First up, we'll cover the technical details -- the optical display projects a WQVGA resolution screen with 16 degrees of view. In use, Vuzix reckons it's comparable to a 4-inch cellphone display. Brightness measures in at more than 2,000 nits and the device can be tethered to either your left or right eye. It's powered by an OMAP 4 processor and the whole system runs optimized for Android 4.0 , although it can also be hosted on iOS software. Hardware controls include power, selection and volume up and down, while the smartglasses also gauge 3-degrees of freedom through head-tracking, alongside an integrated compass and GPS. The built-in camera is capable of 1080p video in 16:9 aspect ratio, although it'll be able to capture stills too. There's also a noise-cancelling mic built into the arm.

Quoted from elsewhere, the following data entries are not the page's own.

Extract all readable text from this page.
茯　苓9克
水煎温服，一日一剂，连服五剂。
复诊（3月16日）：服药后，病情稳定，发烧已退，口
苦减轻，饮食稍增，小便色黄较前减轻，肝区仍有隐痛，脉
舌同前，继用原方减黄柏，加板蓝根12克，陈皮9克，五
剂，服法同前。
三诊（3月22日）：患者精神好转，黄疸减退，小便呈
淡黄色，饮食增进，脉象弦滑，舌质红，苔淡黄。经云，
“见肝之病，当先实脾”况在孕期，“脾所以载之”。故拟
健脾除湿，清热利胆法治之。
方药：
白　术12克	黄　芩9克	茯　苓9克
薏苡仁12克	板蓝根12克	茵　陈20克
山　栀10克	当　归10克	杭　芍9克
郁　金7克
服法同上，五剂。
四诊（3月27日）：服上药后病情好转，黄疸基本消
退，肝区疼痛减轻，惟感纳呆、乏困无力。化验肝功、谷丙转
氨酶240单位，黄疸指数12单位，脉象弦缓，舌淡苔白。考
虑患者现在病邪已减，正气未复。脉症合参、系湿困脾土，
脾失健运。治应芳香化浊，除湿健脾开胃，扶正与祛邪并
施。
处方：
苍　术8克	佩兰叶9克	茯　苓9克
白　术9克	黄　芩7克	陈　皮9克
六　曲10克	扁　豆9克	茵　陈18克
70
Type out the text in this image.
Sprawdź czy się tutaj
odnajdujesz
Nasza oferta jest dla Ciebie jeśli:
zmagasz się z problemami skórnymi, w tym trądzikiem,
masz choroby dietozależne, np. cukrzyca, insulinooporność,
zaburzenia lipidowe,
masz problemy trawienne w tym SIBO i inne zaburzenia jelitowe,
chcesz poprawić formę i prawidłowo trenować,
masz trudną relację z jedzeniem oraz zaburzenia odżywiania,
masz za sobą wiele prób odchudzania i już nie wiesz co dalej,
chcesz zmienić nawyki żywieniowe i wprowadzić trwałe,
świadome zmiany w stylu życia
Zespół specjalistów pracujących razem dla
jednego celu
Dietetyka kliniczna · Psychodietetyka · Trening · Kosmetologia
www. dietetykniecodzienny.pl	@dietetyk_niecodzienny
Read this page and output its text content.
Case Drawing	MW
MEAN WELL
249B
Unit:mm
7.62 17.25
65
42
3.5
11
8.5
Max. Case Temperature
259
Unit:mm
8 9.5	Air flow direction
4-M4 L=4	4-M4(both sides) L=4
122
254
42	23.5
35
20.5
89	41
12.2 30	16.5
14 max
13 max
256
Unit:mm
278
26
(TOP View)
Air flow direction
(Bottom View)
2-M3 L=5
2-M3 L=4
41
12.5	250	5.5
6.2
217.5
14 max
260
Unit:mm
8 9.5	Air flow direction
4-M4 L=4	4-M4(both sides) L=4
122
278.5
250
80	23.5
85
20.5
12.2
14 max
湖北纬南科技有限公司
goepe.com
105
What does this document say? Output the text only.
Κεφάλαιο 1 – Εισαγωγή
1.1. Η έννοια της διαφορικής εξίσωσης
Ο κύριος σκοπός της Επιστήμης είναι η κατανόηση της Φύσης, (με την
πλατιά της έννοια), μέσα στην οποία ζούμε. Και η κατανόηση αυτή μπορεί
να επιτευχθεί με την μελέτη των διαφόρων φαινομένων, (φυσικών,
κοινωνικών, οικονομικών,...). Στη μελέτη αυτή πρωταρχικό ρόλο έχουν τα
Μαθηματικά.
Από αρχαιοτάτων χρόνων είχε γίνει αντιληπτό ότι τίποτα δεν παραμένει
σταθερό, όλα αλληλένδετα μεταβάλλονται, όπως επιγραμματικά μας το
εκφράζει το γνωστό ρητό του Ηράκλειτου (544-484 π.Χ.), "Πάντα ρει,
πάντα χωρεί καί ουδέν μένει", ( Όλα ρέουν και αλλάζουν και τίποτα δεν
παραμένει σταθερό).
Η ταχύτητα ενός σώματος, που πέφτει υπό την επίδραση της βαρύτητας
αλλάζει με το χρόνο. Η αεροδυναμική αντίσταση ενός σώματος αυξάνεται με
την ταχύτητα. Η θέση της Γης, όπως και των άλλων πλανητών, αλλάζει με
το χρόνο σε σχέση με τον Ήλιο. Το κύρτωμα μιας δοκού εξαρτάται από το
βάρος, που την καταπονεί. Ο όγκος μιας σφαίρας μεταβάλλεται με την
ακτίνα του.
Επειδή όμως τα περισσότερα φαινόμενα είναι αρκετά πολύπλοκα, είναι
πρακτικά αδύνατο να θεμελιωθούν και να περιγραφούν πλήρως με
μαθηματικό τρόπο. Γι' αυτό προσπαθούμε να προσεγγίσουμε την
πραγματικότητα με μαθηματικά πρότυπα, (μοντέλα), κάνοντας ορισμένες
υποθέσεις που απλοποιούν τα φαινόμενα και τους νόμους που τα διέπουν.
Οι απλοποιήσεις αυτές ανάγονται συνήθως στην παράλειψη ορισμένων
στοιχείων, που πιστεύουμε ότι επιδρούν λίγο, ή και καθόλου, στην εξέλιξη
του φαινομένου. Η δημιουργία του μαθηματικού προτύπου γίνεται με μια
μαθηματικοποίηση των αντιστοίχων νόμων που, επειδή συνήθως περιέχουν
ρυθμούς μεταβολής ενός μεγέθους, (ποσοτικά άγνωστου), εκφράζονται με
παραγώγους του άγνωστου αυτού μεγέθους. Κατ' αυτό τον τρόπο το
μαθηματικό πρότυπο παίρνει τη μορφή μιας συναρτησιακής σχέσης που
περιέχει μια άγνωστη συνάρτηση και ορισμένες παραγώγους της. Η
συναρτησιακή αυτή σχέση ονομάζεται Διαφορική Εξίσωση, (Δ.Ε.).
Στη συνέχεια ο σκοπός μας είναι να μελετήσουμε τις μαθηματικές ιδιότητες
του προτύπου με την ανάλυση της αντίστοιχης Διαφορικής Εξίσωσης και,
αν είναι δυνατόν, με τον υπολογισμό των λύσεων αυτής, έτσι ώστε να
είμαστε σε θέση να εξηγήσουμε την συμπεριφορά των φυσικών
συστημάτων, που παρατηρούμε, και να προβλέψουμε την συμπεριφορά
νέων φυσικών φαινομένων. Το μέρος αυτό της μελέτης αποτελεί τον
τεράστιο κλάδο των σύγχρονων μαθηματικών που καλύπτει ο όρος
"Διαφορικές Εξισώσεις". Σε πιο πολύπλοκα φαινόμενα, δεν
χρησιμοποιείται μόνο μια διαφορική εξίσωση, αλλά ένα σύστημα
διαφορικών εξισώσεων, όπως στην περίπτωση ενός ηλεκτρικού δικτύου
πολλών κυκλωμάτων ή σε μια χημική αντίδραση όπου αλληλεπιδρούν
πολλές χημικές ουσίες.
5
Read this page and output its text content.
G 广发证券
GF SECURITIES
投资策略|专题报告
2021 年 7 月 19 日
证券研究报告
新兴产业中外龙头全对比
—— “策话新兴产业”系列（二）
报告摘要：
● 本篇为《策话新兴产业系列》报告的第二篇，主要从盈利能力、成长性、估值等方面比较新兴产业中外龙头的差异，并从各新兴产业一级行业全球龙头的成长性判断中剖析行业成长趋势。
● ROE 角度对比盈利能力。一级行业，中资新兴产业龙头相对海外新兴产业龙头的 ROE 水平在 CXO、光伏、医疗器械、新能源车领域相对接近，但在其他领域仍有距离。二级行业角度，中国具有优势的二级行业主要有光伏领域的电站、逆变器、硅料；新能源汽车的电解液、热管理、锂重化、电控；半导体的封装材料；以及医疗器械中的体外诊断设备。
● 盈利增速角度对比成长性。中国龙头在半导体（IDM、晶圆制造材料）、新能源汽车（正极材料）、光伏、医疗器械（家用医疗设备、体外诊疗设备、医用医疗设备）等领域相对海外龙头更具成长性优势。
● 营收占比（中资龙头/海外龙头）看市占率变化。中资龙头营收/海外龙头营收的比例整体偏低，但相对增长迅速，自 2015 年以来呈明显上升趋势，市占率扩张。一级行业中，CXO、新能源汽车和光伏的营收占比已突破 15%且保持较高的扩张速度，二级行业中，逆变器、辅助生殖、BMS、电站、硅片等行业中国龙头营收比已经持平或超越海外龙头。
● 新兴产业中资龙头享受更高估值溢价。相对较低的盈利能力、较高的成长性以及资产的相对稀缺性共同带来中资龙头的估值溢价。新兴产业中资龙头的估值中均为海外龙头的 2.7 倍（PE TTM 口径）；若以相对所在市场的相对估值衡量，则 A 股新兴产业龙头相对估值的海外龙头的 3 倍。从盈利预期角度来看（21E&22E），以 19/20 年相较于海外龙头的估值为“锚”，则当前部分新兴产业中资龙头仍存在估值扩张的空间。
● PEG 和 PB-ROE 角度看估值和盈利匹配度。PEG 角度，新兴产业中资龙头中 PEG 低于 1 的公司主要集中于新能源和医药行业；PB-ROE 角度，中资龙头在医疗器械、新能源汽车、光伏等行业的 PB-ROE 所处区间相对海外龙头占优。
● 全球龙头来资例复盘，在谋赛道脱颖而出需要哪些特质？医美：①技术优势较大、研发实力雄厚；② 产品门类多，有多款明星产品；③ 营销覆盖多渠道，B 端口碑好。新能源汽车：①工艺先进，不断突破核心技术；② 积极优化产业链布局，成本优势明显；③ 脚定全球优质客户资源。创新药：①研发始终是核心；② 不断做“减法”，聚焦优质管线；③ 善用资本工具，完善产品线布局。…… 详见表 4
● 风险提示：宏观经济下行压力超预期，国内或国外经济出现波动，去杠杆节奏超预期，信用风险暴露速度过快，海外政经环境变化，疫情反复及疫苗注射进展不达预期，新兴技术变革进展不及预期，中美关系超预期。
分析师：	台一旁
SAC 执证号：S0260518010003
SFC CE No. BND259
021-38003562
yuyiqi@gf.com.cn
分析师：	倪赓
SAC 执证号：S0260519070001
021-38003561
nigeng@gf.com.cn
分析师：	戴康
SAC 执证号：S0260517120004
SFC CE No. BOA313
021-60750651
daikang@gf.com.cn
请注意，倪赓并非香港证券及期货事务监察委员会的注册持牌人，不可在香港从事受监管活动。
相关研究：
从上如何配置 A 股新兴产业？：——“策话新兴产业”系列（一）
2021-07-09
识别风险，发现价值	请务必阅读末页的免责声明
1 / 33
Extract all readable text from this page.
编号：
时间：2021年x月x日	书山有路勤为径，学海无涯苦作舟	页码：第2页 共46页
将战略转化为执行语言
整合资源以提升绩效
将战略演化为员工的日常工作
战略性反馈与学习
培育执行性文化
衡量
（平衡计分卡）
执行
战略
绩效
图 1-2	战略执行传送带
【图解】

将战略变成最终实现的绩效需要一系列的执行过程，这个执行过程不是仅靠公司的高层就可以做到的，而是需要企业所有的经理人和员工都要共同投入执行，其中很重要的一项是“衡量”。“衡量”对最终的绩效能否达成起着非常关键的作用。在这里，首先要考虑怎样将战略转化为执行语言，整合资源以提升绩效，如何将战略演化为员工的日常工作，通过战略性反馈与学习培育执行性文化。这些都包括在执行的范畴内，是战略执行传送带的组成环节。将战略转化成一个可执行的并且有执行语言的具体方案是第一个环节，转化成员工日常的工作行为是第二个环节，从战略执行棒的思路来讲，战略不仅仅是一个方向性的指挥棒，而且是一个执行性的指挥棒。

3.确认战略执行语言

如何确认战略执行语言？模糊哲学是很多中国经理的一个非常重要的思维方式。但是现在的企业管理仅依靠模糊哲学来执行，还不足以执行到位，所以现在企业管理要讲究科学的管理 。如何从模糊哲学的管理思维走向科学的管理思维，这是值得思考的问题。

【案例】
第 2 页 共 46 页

As headsets go it feels comfortable, lighter than many gaming headsets, but the battery is clocked for two hours of full use or up to eight hours on a "typical usage profile". You'll be able to use the smartglasses on top your normal glasses, and the image is discernable. We watched a few brief animation clips of The Incredibles and some music videos, although the device wasn't paired through Bluetooth to the tablet that steers the device. (Our demonstration was plugged into a Kindle Fire.)
The tablet interface includes a trackpad space, areas for clicking right and left button and a drop-down keyboard. We noted shortcuts to Instagram, Twitter and Facebook were all ready to go and you'll be able to customize which apps appear on the smartglasses' screen. SDKs are now shipping for the M100 with an eventual commercial device set to launch this summer. The price? We've been told it'll land at around $500.